Kurator Herry kemudian memilih untuk mengganggunya.

"Herry, aku butuh persetujuanmu untuk semua berkas inj. Aku tidak yakin ini ide yang bagus atau tidak," kata Jesica. Herry menoleh ke arahnya, menjaga agar tubuhnya tetap teralihkan saat dia menjulurkan kepalanya di kantor, tetapi dia tidak melihatnya sama sekali. Dia tetap fokus untuk perlunya mengambil lima menit ke kamar mandi kantor dan menghilangkan rasa putus asa ini.

"Aku yakin tidak apa-apa Jesica. Apa pun yang menurutmu terbaik, aku menyetujuinya, "kata Herry yang langsung membubarkan diri dan bergerak menuju kamar mandi.

"Kamu terus mengatakan hal itu," kata Jesica. Dia datang sepenuhnya ke kantor, menyilangkan tangan di depan dada, bersandar ke dinding dengan setelan bisnis yang sangat disesuaikan.

"Karena aku serius." Herry berhenti di pintu kamar mandi, akhirnya imajinasi tubuh Angga yang bidang menjalar ke otaknya, dan menyadari kekasaran yang berjalan ke kamar mandi lalu Herry menutup pintu mengeluarkan sedikit wajahnya saat dia berbicara.

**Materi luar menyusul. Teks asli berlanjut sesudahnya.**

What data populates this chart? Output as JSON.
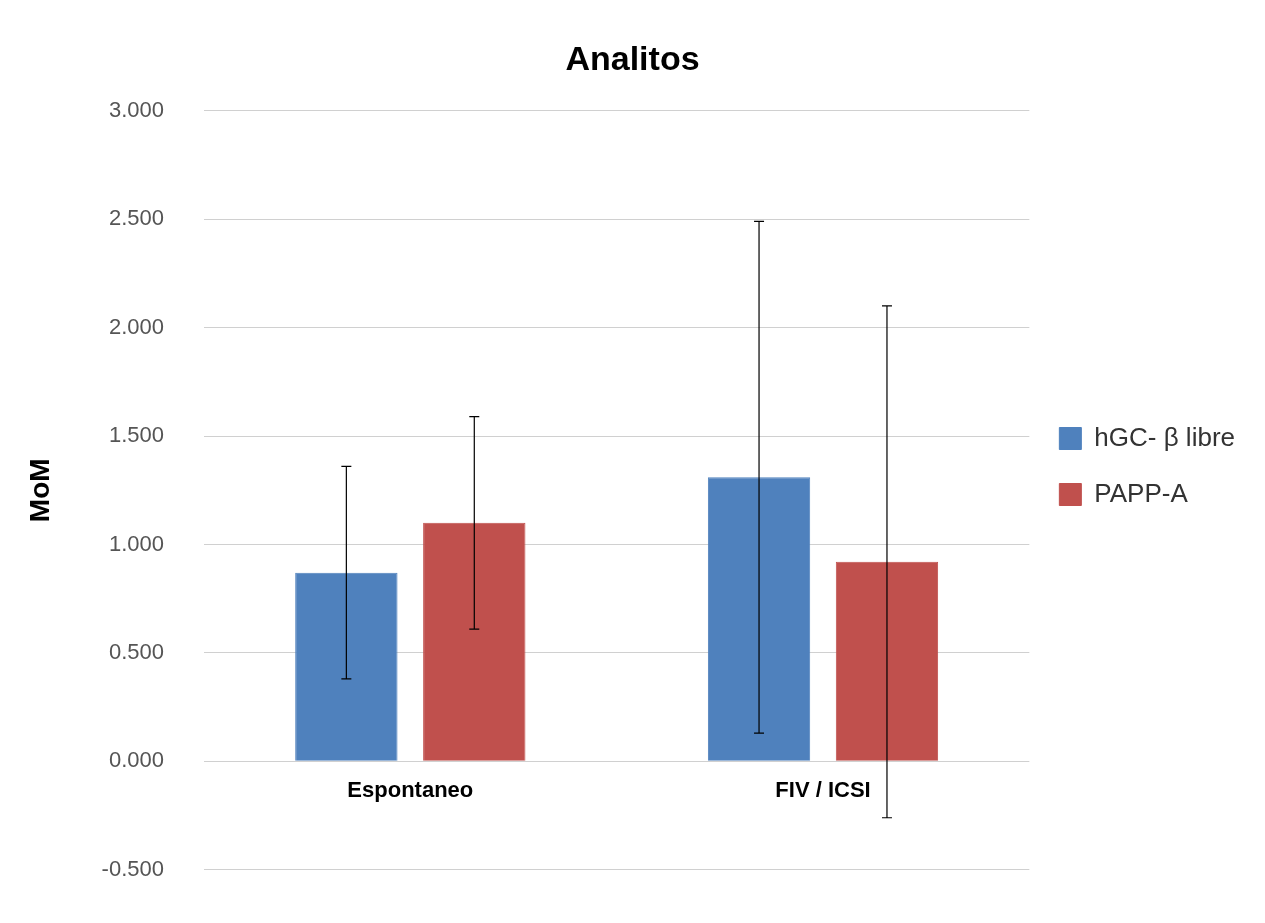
{
  "chart_data": {
    "type": "bar",
    "title": "Analitos",
    "ylabel": "MoM",
    "categories": [
      "Espontaneo",
      "FIV / ICSI"
    ],
    "series": [
      {
        "name": "hGC- β libre",
        "color": "#4f81bd",
        "values": [
          0.87,
          1.31
        ],
        "errors": [
          0.49,
          1.18
        ]
      },
      {
        "name": "PAPP-A",
        "color": "#c0504d",
        "values": [
          1.1,
          0.92
        ],
        "errors": [
          0.49,
          1.18
        ]
      }
    ],
    "ylim": [
      -0.5,
      3
    ],
    "yticks": [
      {
        "value": -0.5,
        "label": "-0.500"
      },
      {
        "value": 0,
        "label": "0.000"
      },
      {
        "value": 0.5,
        "label": "0.500"
      },
      {
        "value": 1,
        "label": "1.000"
      },
      {
        "value": 1.5,
        "label": "1.500"
      },
      {
        "value": 2,
        "label": "2.000"
      },
      {
        "value": 2.5,
        "label": "2.500"
      },
      {
        "value": 3,
        "label": "3.000"
      }
    ],
    "grid": "y",
    "legend": "right"
  }
}
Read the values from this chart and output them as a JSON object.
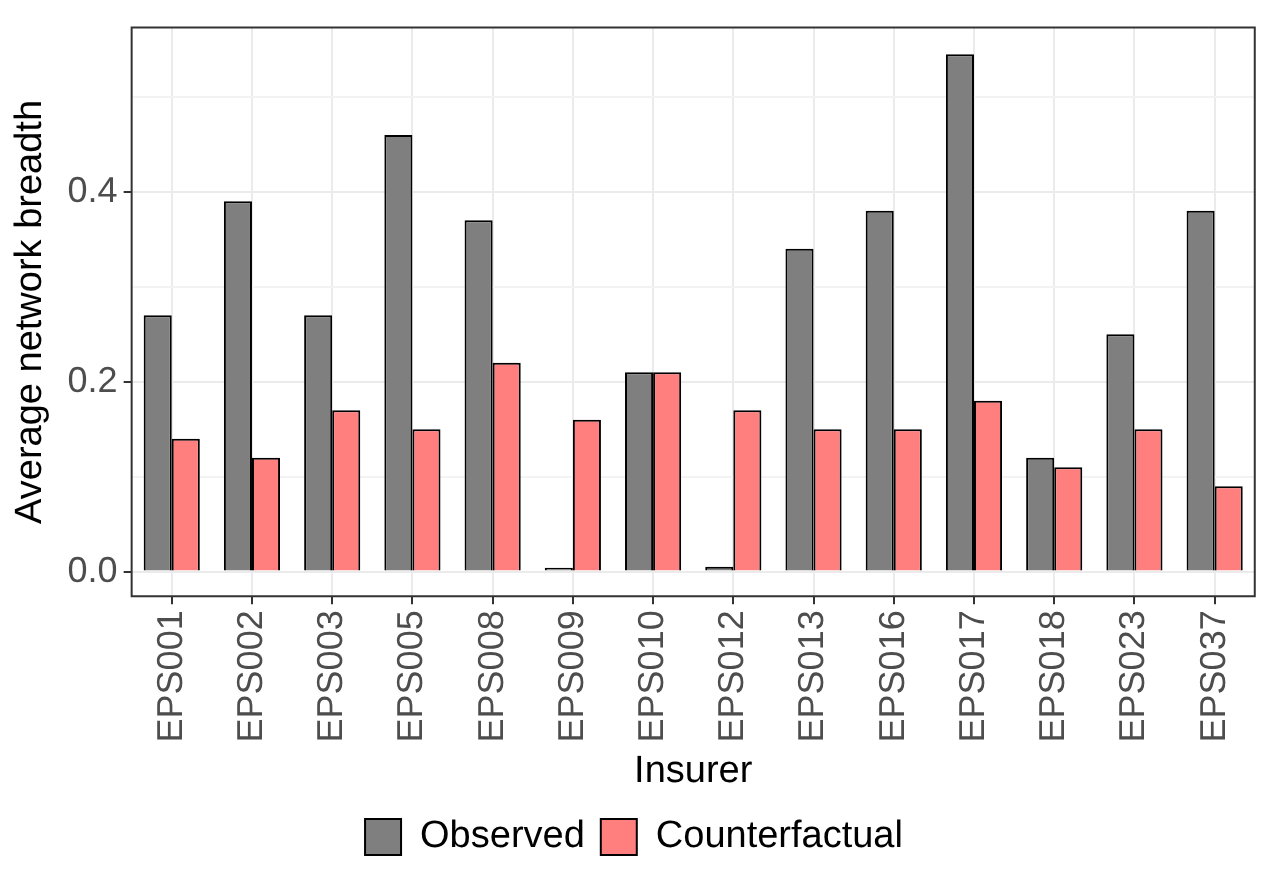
{
  "chart_data": {
    "type": "bar",
    "xlabel": "Insurer",
    "ylabel": "Average network breadth",
    "categories": [
      "EPS001",
      "EPS002",
      "EPS003",
      "EPS005",
      "EPS008",
      "EPS009",
      "EPS010",
      "EPS012",
      "EPS013",
      "EPS016",
      "EPS017",
      "EPS018",
      "EPS023",
      "EPS037"
    ],
    "series": [
      {
        "name": "Observed",
        "color": "#7f7f7f",
        "values": [
          0.27,
          0.39,
          0.27,
          0.46,
          0.37,
          0.004,
          0.21,
          0.005,
          0.34,
          0.38,
          0.545,
          0.12,
          0.25,
          0.38
        ]
      },
      {
        "name": "Counterfactual",
        "color": "#ff7f7f",
        "values": [
          0.14,
          0.12,
          0.17,
          0.15,
          0.22,
          0.16,
          0.21,
          0.17,
          0.15,
          0.15,
          0.18,
          0.11,
          0.15,
          0.09
        ]
      }
    ],
    "ylim": [
      -0.026,
      0.573
    ],
    "yticks": [
      {
        "value": 0,
        "label": "0.0"
      },
      {
        "value": 0.1,
        "label": null
      },
      {
        "value": 0.2,
        "label": "0.2"
      },
      {
        "value": 0.3,
        "label": null
      },
      {
        "value": 0.4,
        "label": "0.4"
      },
      {
        "value": 0.5,
        "label": null
      }
    ],
    "grid": true,
    "legend": "bottom"
  }
}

"Oke, aku akan memesan toilet untuk parade saat Ulang Tahun selama tiga minggu," kata Herry dengan wajah lurus. Herry berdiri di sana, mencaci dirinya sendiri karena menghabiskan tiga hari terakhir berfokus pada tubuh Angga yang seksi. Seorang pria yang sudah menikah dan juga memiliki anak, serta tukang listrik yang menghantui semua pikirannya. Dia telah mengabaikan segala sesuatu di sekitarnya. Setelah sesi di kamar mandi ini, Herry perlu fokus pada pekerjaan, kembali ke topik yang lebih penting untuk kehidupannya yang sekarang.

"Bumi ini untukmu Herry" kata Jesica, lalu menutup pintu ke kantornya. "Herry, lihat aku. Aku mengenalmu sudah lama, perhatianmu tidak pernah terganggu selama ini. Kamu kenapa?

"Jesica, aku tidak tahu," kata Herry yang akhirnya menatap Jesica. Apa yang mungkin dia katakan? Tidak ada, karena hal ini tidak masuk akal. bagi Jesica.

"Herry, bicara padaku," Jesica mencoba berkata krmbali. "Ibumu menyadarinya tadi malam saat makan malam. Dia meneleponku pagi ini, dia ingin aku mencari tahu apa yang sedang terjadi. Aku tidak seharusnya memberitahumu, dan aku tidak akan memberitahunya, karena aku juga merasakannya. Apakah ada sesuatu?"

Herry menatapnya lama, lalu menyisir rambutnya dengan jemari sambil mendengus kesal. "Jesica… Aku bahkan tidak tahu harus mulai dari mana, dan sejujurnya aku tidak ingin membicarakannya sama sekali."

"Nah, ketika kamu tahu harus mulai dari mana, aku ingin kamu tahu aku ada di sini untukmu," kata Jesica, meraih dari dinding dan membuka pintu.

"Tidak apa-apa. Aku baik-baik saja. Ini tidak akan bertahan lama, aku yakin. Sejujurnya aku berpikir ini akan selesai dengan sendirinya," kata Herry, mengikuti arahannya untuk mengakhiri percakapan dan berjalan sepenuhnya ke kamar mandi. "Dan sungguh, apa pun yang menurutmu terbaik tentang masalah toilet yang kita miliki, lakukanlah." Herry mengedipkan mata pada Jesica sebelum menutup pintu dan berteriak melalui amarahnya, "Aku tidak akan mendengarkan."